A mother pushed a stroller adorned in blue ribbons that fluttered in Friday’s chilly breeze.
“I want them to know that life is precious,” said Kristal Stosich, of her three sons, the youngest of whom, 10-month-old Jack, sat in the stroller. “I want them to support police and respect life.”
Stosich and the man with the cigar were among the dozens who gathered at 111th Street and Avenue H as Chicago Police Officer John P. Rivera’s flag-draped casket was carried into Church of Annunciata for a private funeral Mass Friday morning.
Rivera, a Gresham District patrolman who would have marked two years on the force in May, was off duty when he was shot March 23 in the River North neighborhood in what Cook County prosecutors have said was a case of mistaken identity.
“It’s one of those things where it’s not hit me yet,” said Colin Butterfield, 24, a classmate of Rivera’s at Brother Rice High School.
Butterfield recalled his friend as someone who was happy enough in his own skin to poke fun at himself. Butterfield also remembered his friend’s bravery — on the night he was shot, Rivera shielded his girlfriend from the bullets.
“Just as he jumped on top of his girlfriend in the car, he would have done the same thing for any of us,” Butterfield said. “Knowing that he would have sacrificed himself for the people he loved, we needed to be here.”
As Butterfield spoke, dozens of police officers stood at attention in their dress blues, the bills of their hats gleaming in the sunlight.
Inside the chapel, where white flowers were fashioned into the shape of a Chicago police star, Rivera’s fellow police officers and a cousin remembered him as someone they considered a brother, a genuine, tell-it-like-it-is guy who had dreamed since he was a kid of being a police officer.
“He actually lived his dream and, unfortunately, it was taken away too soon,” said mourner Joann Caporale, 56, whose son went to grade school with Rivera.

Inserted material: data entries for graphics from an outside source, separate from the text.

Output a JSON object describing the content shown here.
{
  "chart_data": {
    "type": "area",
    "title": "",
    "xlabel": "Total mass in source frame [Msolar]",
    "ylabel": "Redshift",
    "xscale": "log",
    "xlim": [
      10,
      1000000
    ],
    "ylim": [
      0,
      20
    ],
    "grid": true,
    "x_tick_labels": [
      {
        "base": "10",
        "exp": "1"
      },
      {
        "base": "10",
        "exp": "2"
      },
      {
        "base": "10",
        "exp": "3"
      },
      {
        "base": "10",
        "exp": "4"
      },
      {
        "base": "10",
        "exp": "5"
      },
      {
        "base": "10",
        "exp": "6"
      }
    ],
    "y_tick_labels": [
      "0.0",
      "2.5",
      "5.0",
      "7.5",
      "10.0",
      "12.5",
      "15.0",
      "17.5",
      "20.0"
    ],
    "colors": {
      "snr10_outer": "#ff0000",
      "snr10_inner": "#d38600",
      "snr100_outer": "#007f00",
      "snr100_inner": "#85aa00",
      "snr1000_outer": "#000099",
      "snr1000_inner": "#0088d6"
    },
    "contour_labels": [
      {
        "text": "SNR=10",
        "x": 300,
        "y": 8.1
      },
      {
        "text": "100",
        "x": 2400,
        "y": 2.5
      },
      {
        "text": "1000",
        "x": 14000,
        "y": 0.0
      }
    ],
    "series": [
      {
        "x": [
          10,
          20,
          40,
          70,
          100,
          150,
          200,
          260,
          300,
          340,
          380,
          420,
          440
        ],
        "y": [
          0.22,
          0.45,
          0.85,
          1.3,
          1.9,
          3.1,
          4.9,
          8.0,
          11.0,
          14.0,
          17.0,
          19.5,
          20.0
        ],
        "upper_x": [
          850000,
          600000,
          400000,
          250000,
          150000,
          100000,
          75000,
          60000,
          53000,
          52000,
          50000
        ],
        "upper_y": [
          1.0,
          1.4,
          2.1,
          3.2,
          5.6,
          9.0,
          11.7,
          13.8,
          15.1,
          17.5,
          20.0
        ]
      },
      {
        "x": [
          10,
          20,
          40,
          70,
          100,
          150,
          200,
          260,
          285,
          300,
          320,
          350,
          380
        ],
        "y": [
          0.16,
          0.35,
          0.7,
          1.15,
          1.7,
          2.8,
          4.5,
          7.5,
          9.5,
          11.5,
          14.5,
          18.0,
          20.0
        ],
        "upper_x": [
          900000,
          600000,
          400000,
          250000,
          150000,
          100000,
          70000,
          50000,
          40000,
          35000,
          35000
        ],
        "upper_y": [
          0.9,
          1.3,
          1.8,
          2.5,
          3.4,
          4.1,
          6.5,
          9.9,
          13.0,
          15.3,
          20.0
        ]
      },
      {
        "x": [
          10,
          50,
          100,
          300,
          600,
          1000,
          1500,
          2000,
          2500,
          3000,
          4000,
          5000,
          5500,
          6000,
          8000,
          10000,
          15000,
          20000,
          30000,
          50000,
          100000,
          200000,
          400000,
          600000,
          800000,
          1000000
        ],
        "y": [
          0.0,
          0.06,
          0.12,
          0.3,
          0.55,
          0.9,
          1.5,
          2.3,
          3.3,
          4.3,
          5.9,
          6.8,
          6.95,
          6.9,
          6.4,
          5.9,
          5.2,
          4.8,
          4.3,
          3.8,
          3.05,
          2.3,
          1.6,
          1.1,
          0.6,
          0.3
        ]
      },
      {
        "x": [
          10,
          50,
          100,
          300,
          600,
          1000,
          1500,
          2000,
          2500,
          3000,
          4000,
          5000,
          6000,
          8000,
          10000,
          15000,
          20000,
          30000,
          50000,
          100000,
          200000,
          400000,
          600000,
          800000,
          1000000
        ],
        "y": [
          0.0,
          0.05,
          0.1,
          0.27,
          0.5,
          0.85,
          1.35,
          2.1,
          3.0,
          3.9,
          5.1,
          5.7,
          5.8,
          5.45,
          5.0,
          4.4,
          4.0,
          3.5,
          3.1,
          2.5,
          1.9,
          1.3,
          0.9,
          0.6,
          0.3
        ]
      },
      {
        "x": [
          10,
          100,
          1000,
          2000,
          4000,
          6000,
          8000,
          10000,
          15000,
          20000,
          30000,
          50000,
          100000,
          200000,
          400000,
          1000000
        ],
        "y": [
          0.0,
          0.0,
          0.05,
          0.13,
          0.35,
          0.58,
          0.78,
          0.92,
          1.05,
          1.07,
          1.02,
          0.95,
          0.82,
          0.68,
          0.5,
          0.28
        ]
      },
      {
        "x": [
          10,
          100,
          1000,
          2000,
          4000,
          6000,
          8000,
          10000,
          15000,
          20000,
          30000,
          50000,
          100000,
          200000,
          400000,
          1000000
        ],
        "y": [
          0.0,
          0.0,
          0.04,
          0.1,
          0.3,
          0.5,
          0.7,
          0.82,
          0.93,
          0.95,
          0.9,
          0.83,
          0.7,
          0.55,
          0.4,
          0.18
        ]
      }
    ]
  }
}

Some two hours after the service began, a lone bagpiper led the way out of the chapel, “Amazing Grace” floating out from his pipes. The caramel-colored casket came next, followed by grieving family members.
As the casket was placed in a silver-gray hearse, the flag now removed, a cluster of about 20 first- and second-graders from nearby Jane Addams Elementary School watched in silence. And as the hearse prepared to pull away for Rivera’s final journey, several children raised their tiny hands to their foreheads in salute.